Beatrice of the Kongo 1686–1706
Beatrice of the Kongo
The relative paucity of clergy in African religions, imputable to their decentralized and non-proselytizing modes of worship, may have obscured women's leadership in the spiritual realm. When missionaries brought Christianity to Africa, women sometimes resolved to combine selected aspects of the imported religion with the previous system of beliefs—in which they occupied key positions as founding ancestors, oracles, mediums, rainmakers, healers, midwives, and initiation moderators—and emerged as larger-than-life prophets of a new syncretic faith propagated through an independent church.
Dona Beatriz Kimpa Vita was such a charismatic woman who, at the turn of the eighteenth century, spearheaded a messianic movement in the name of Saint Anthony and on behalf of Kongolese peasants of both sexes. She was born into aristocracy in 1686, two centuries after the conversion of the king of the Kongo, João I, to Catholicism under Portuguese influence (1491), and twenty years after the defeat of Mbwila (or Ambuila, 1665) in which King Antonio I was killed by the Portuguese army. Kongolese political factions soon began vying for succession in a series of civil wars that left the capital city, San Salvador, depopulated, and the region open to European slave traders. This religious and political context informed Beatrice's push for the restoration of a unified Kongo and for the Africanization of Christianity.
Beatrice began her religious career as a nganga marinda, a priestess specializing in the social dimension of illness. In 1704 Saint Anthony possessed her and revealed her new mission: He instructed her to save Kongo from its current chaos. Beatrice, who claimed direct communication with the divine, established her headquarters in San Salvador where she attracted flocks of followers with her sermons and miracles. Bernardo da Gallo, one of the two Italian Capuchins whose diaries record Beatrice's epic, thus acknowledged her popularity when he wrote: "… The false saint became the restorer, ruler and lord of the Congo, and was acclaimed, adored and esteemed as such by everyone" (Thornton 1983, p 109, note 60).
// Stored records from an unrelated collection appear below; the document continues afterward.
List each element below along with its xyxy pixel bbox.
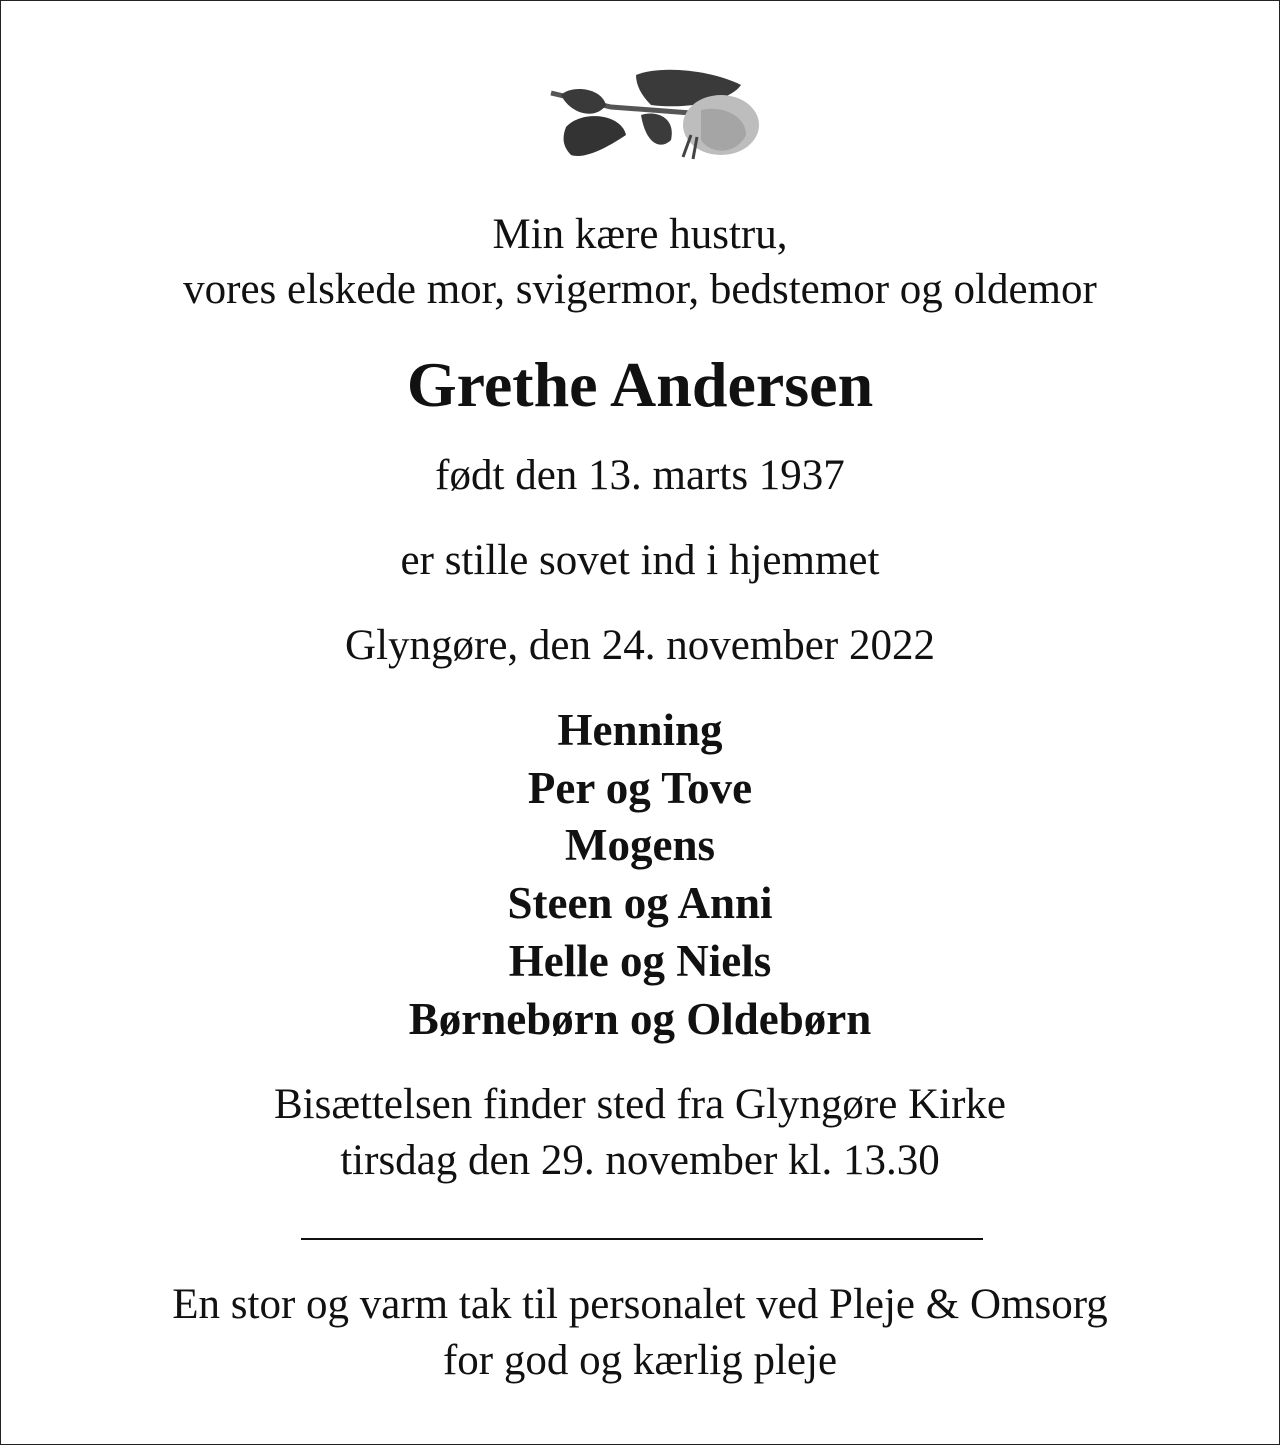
rose-icon: [541, 65, 761, 165]
intro-line-2: vores elskede mor, svigermor, bedstemor og oldemor: [183, 266, 1097, 313]
place-date: Glyngøre, den 24. november 2022: [345, 622, 935, 669]
family-member: Per og Tove: [527, 763, 753, 813]
thanks-line-1: En stor og varm tak til personalet ved Pleje & Omsorg: [172, 1281, 1108, 1328]
family-member: Børnebørn og Oldebørn: [408, 994, 872, 1044]
birth-date: født den 13. marts 1937: [435, 452, 845, 499]
family-member: Steen og Anni: [507, 878, 773, 928]
passing-text: er stille sovet ind i hjemmet: [400, 537, 880, 584]
thanks-line-2: for god og kærlig pleje: [442, 1337, 838, 1384]
family-member: Helle og Niels: [508, 936, 772, 986]
funeral-line-1: Bisættelsen finder sted fra Glyngøre Kirke: [273, 1081, 1006, 1128]
divider: [301, 1238, 983, 1240]
family-member: Mogens: [565, 820, 715, 870]
intro-line-1: Min kære hustru,: [492, 211, 788, 258]
deceased-name: Grethe Andersen: [406, 349, 874, 420]
family-member: Henning: [557, 705, 723, 755]
funeral-line-2: tirsdag den 29. november kl. 13.30: [340, 1137, 940, 1184]
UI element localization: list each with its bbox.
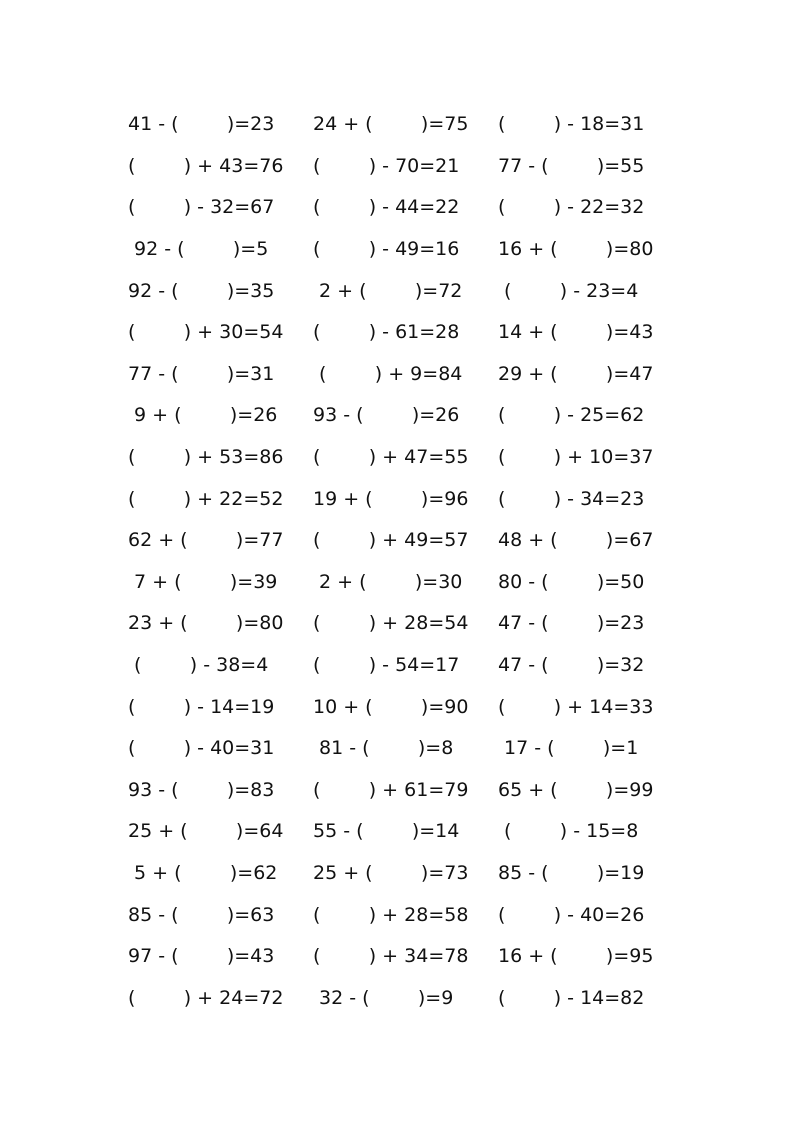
equation: 2 + ( )=30 xyxy=(313,570,463,593)
equation: 19 + ( )=96 xyxy=(313,487,469,510)
equation: 80 - ( )=50 xyxy=(498,570,645,593)
equation: ( ) + 49=57 xyxy=(313,529,469,552)
problem-row xyxy=(128,104,648,146)
equation: ( ) - 32=67 xyxy=(128,196,275,219)
equation: 9 + ( )=26 xyxy=(128,404,278,427)
equation: 62 + ( )=77 xyxy=(128,529,284,552)
problem-row xyxy=(128,562,648,604)
problem-row xyxy=(128,437,654,479)
equation: ( ) - 14=82 xyxy=(498,986,645,1009)
equation: 47 - ( )=32 xyxy=(498,654,645,677)
equation: ( ) - 54=17 xyxy=(313,654,460,677)
equation: 41 - ( )=23 xyxy=(128,113,275,136)
equation: ( ) - 40=26 xyxy=(498,903,645,926)
equation: 92 - ( )=5 xyxy=(128,238,269,261)
equation: ( ) - 15=8 xyxy=(498,820,639,843)
equation: ( ) - 49=16 xyxy=(313,238,460,261)
equation: 81 - ( )=8 xyxy=(313,737,454,760)
problem-row xyxy=(128,187,648,229)
problem-row xyxy=(128,770,654,812)
equation: 25 + ( )=73 xyxy=(313,861,469,884)
equation: ( ) - 23=4 xyxy=(498,279,639,302)
problem-row xyxy=(128,270,648,312)
equation: 97 - ( )=43 xyxy=(128,945,275,968)
equation: 85 - ( )=19 xyxy=(498,861,645,884)
equation: ( ) + 24=72 xyxy=(128,986,284,1009)
equation: 16 + ( )=95 xyxy=(498,945,654,968)
equation: 92 - ( )=35 xyxy=(128,279,275,302)
equation: ( ) + 30=54 xyxy=(128,321,284,344)
equation: ( ) - 25=62 xyxy=(498,404,645,427)
equation: ( ) + 53=86 xyxy=(128,446,284,469)
equation: ( ) - 18=31 xyxy=(498,113,645,136)
equation: 2 + ( )=72 xyxy=(313,279,463,302)
equation: 65 + ( )=99 xyxy=(498,778,654,801)
equation: ( ) - 22=32 xyxy=(498,196,645,219)
equation: 48 + ( )=67 xyxy=(498,529,654,552)
equation: 77 - ( )=55 xyxy=(498,154,645,177)
problem-row xyxy=(128,229,654,271)
equation: 7 + ( )=39 xyxy=(128,570,278,593)
problem-row xyxy=(128,146,648,188)
problem-row xyxy=(128,853,648,895)
equation: 17 - ( )=1 xyxy=(498,737,639,760)
problem-row xyxy=(128,728,648,770)
equation: 29 + ( )=47 xyxy=(498,362,654,385)
equation: ( ) - 38=4 xyxy=(128,654,269,677)
equation: ( ) + 47=55 xyxy=(313,446,469,469)
equation: 55 - ( )=14 xyxy=(313,820,460,843)
equation: ( ) + 10=37 xyxy=(498,446,654,469)
problem-row xyxy=(128,354,654,396)
equation: 25 + ( )=64 xyxy=(128,820,284,843)
equation: ( ) + 28=54 xyxy=(313,612,469,635)
problem-row xyxy=(128,894,648,936)
equation: 5 + ( )=62 xyxy=(128,861,278,884)
equation: 23 + ( )=80 xyxy=(128,612,284,635)
equation: 77 - ( )=31 xyxy=(128,362,275,385)
equation: ( ) - 34=23 xyxy=(498,487,645,510)
equation: 32 - ( )=9 xyxy=(313,986,454,1009)
equation: ( ) - 61=28 xyxy=(313,321,460,344)
equation: ( ) + 9=84 xyxy=(313,362,463,385)
equation: ( ) + 34=78 xyxy=(313,945,469,968)
equation: 47 - ( )=23 xyxy=(498,612,645,635)
equation: ( ) + 14=33 xyxy=(498,695,654,718)
problem-row xyxy=(128,520,654,562)
equation: ( ) - 70=21 xyxy=(313,154,460,177)
problem-row xyxy=(128,811,648,853)
equation: 10 + ( )=90 xyxy=(313,695,469,718)
problem-row xyxy=(128,312,654,354)
problem-row xyxy=(128,395,648,437)
equation: ( ) - 14=19 xyxy=(128,695,275,718)
problem-row xyxy=(128,603,648,645)
equation: 24 + ( )=75 xyxy=(313,113,469,136)
worksheet xyxy=(128,104,654,1019)
problem-row xyxy=(128,977,648,1019)
equation: 14 + ( )=43 xyxy=(498,321,654,344)
equation: ( ) + 22=52 xyxy=(128,487,284,510)
problem-row xyxy=(128,478,648,520)
equation: ( ) + 28=58 xyxy=(313,903,469,926)
equation: ( ) - 44=22 xyxy=(313,196,460,219)
equation: ( ) + 61=79 xyxy=(313,778,469,801)
equation: 16 + ( )=80 xyxy=(498,238,654,261)
equation: 85 - ( )=63 xyxy=(128,903,275,926)
equation: 93 - ( )=26 xyxy=(313,404,460,427)
problem-row xyxy=(128,936,654,978)
equation: 93 - ( )=83 xyxy=(128,778,275,801)
equation: ( ) + 43=76 xyxy=(128,154,284,177)
equation: ( ) - 40=31 xyxy=(128,737,275,760)
problem-row xyxy=(128,686,654,728)
problem-row xyxy=(128,645,648,687)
Much of her power resided in the hybrid nature of her teachings and mission. She proposed a rich vision of a new kingdom of Kongo where Christianity would be the instrument of liberation from foreign yoke and internecine strife. Her symbolic death, dream, and communication with a "lesser spirit" through possession were in line with African religious experiences. Her sense of entitlement in nominating the king among rival lineages similarly derived from a local notion of high priesthood. She also insisted on relocating the founding episodes and major actors of Christianity into sacred Kongolese sites: Jesus was born in San Salvador and Mary in Nsundi. Moreover, Beatrice readily reenacted specific moments of Christianity, such as Christ's death, the foundation of a church, the establishment of a dogma, and she dispatched emissaries, the "little Anthonies," to preach her Gospel throughout the land. Yet she rejected both the "fetishes," including the cross (that had indeed been appropriated by ngangas under the Kongoized name kuluzu) and the main Christian sacraments (namely baptism, confession, and even marriage), and often revised official prayers.
Beatrice's fate was sealed when she unsuccessfully approached King Pedro IV for national reconciliation and nominated to the throne Pedro Constantinho da Silva, who provided the ever-growing Antonine movement with an army. Concerned over the effect of Antonianism on Catholicism and the colonial project, Capuchin missionaries colluded with politicians to arrest Beatrice and her newborn child, whose existence challenged her claim to sainthood. While the infant was whisked away by the priests, the "false Saint Anthony" was burnt at the stake as a heretic and a witch on July 1, 1706, and her remains were reburnt the next day.
In spite of Pedro's two campaigns in 1709 and 1715, the Antonian movement survived probably until the 1720s in rural strongholds. Many of the prisoners taken during the Kongolese civil wars were deported as slaves to South Carolina and Saint-Domingue (later Haiti). Kongolese veterans, Catholic and Antonian alike, may then have contributed to the Stono rebellion (1739) and to the Haitian revolution (1791).
Beatrice's project of Africanizing Christianity is reminiscent of the Donatist movement in the third century in North Africa. It was also a blueprint for Kimbanguism in the 1920s Belgian Congo. Often compared to Joan of Arc, Beatrice of the Kongo is one of the many African women, such as Nehanda, Nongqause, Mai Chaza, and Alice Lenshina Mulenga, who best exemplify the spiritual dimension of anticolonial resistance.
Balandier, Georges. 1968. Daily Life in the Kingdom of the Kongo from the Sixteenth to the Eighteenth Century, trans. Helen Weaver. New York: Pantheon.
Coquery-Vidrovitch, Catherine. 1997. African Women: A Modern History, trans. Beth Gillian Raps. Boulder, CO: Westview Press.
Thornton, John K. 1998. The Kongolese Saint Anthony: Dona Beatriz Kimpa Vita and the Antonian Movement, 1684–1706. Cambridge, UK: Cambridge University Press.